Note that not all hardwood planks are equally good for the environment. Be sure to research the species of wood and specific harvesting process before selecting a hardwood variety for your own home.
Cons of Hardwood Flooring
1. Cold in Winter
When it comes to the experience of walking on hardwood, complaints are few and far between… until winter temperatures roll in. Although hardwood rarely gets as cold as tile or stone, it is far from warm and cozy.
Many homeowners avoid installing hardwood in the bedroom for this reason. Rest assured, there are multiple ways to counteract cold hardwood floors. Laying down an area rug is the simplest solution.
For a more permanent solution, under-floor heating could be an option.
2. Damaged Easily
Don’t worry — hardwood flooring is incredibly durable. But, compared to materials like carpet or vinyl, it is still one of the most susceptible to damage. Fall damage can leave dents and chips in hardwood planks.
Beware of sliding furniture and other heavy items across the floor, or you may be left with unsightly scratches on the surface. Again, laying down area rugs in high-traffic areas can offer an extra layer of protection.
3. Not Waterproof
Most hardwood flooring is water-resistant. It is not waterproof.
Hardwood floors are rarely installed in the bathroom for this reason. You should also avoid placing hardwood flooring in spaces like mudrooms, laundry rooms, and even kitchens.
While special sealants are available to improve hardwood’s water resistance, you’re probably better off installing tile or vinyl planks in those areas!
4. Noisier Than Other Materials
If you’ve ever lived under an apartment or condo with hardwood floors, you know just how noisy this material can be. Wearing slippers or going barefoot can greatly reduce the amount of noise transfer.
Compared to carpet, hardwood floors can also make a room feel more echoey.
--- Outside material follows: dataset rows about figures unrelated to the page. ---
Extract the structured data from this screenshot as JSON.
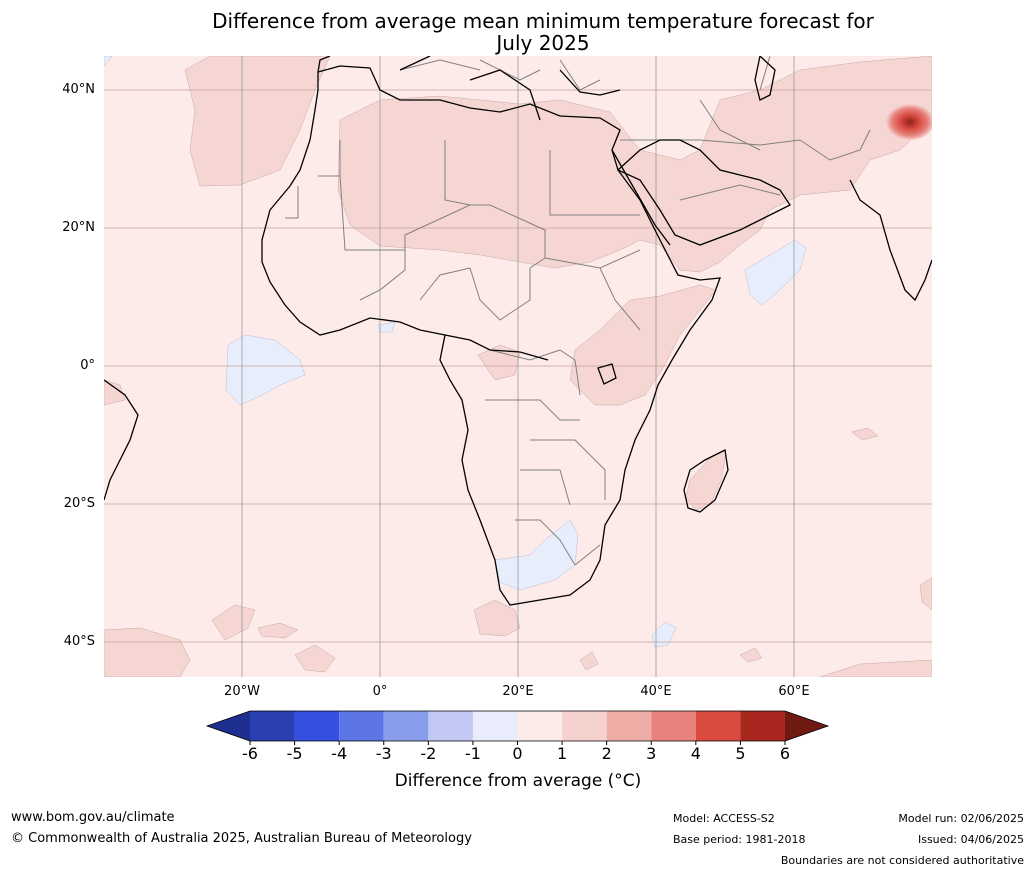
{
  "title_line1": "Difference from average mean minimum temperature forecast for",
  "title_line2": "July 2025",
  "lat_labels": [
    "40°N",
    "20°N",
    "0°",
    "20°S",
    "40°S"
  ],
  "lon_labels": [
    "20°W",
    "0°",
    "20°E",
    "40°E",
    "60°E"
  ],
  "colorbar": {
    "label": "Difference from average (°C)",
    "ticks": [
      "-6",
      "-5",
      "-4",
      "-3",
      "-2",
      "-1",
      "0",
      "1",
      "2",
      "3",
      "4",
      "5",
      "6"
    ],
    "colors": [
      "#1f2f8f",
      "#2a3fb0",
      "#3350e0",
      "#5c76e5",
      "#8a9deb",
      "#c0c8f3",
      "#e9ecfb",
      "#fcebe9",
      "#f6d2cf",
      "#eeaca7",
      "#e6837d",
      "#d94b40",
      "#a8281f",
      "#6e1a12"
    ]
  },
  "map_colors": {
    "background": "#fcebe9",
    "warm_1_2": "#f6d6d3",
    "cool_minus1_0": "#e8edfb",
    "hotspot": "#d94b40",
    "coast": "#000000",
    "border": "#808080",
    "grid": "#c8a0a0"
  },
  "footer": {
    "website": "www.bom.gov.au/climate",
    "copyright": "© Commonwealth of Australia 2025, Australian Bureau of Meteorology",
    "model": "Model: ACCESS-S2",
    "base_period": "Base period: 1981-2018",
    "model_run": "Model run: 02/06/2025",
    "issued": "Issued: 04/06/2025",
    "disclaimer": "Boundaries are not considered authoritative"
  }
}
This effect will be less noticeable when the space is filled with furniture and decor.
5. Not All Species Are Sustainable
Hardwood flooring can be incredibly sustainable. But that’s only if you shop responsibly. Stay away from hardwood species that are labeled as “exotic.”
Exported hardwood is often — but not always — less sustainable than locally grown hardwood. Unfortunately, exotic hardwood species are also some of the most sought after.
Perhaps the most infamous trait of hardwood flooring is its cost. Solid hardwood — particularly that sourced from exotic tree species — is consistently one of the most expensive flooring materials on the market.
There are ways to save money on hardwood flooring. However, no amount of cost-cutting will make authentic hardwood more affordable than standard carpeting or laminate.
7. Can Be Slippery
Raw hardwood is not particularly slippery. But the application of a topcoat or wax polish can quickly change things. The slipperiness of a hardwood floor isn’t an issue for the average person.
However, you should take this into consideration before installing hardwood in a home with pets, young children, or older residents. This is especially true if you intend to install hardwood on a set of stairs.
Hardwood flooring is natural, timeless, and built to last for many, many years. It’s easier to clean than carpet or grouted tile and can be refinished multiple times throughout its lifetime.
Of course, quality comes at a price. Solid hardwood flooring isn’t cheap (and more affordable products, like engineered hardwood, come with fewer benefits).
It’s also susceptible to moisture damage and wear and tear from children, pets, and heavy furniture. No flooring is perfect. If you can afford it, however, hardwood comes pretty close!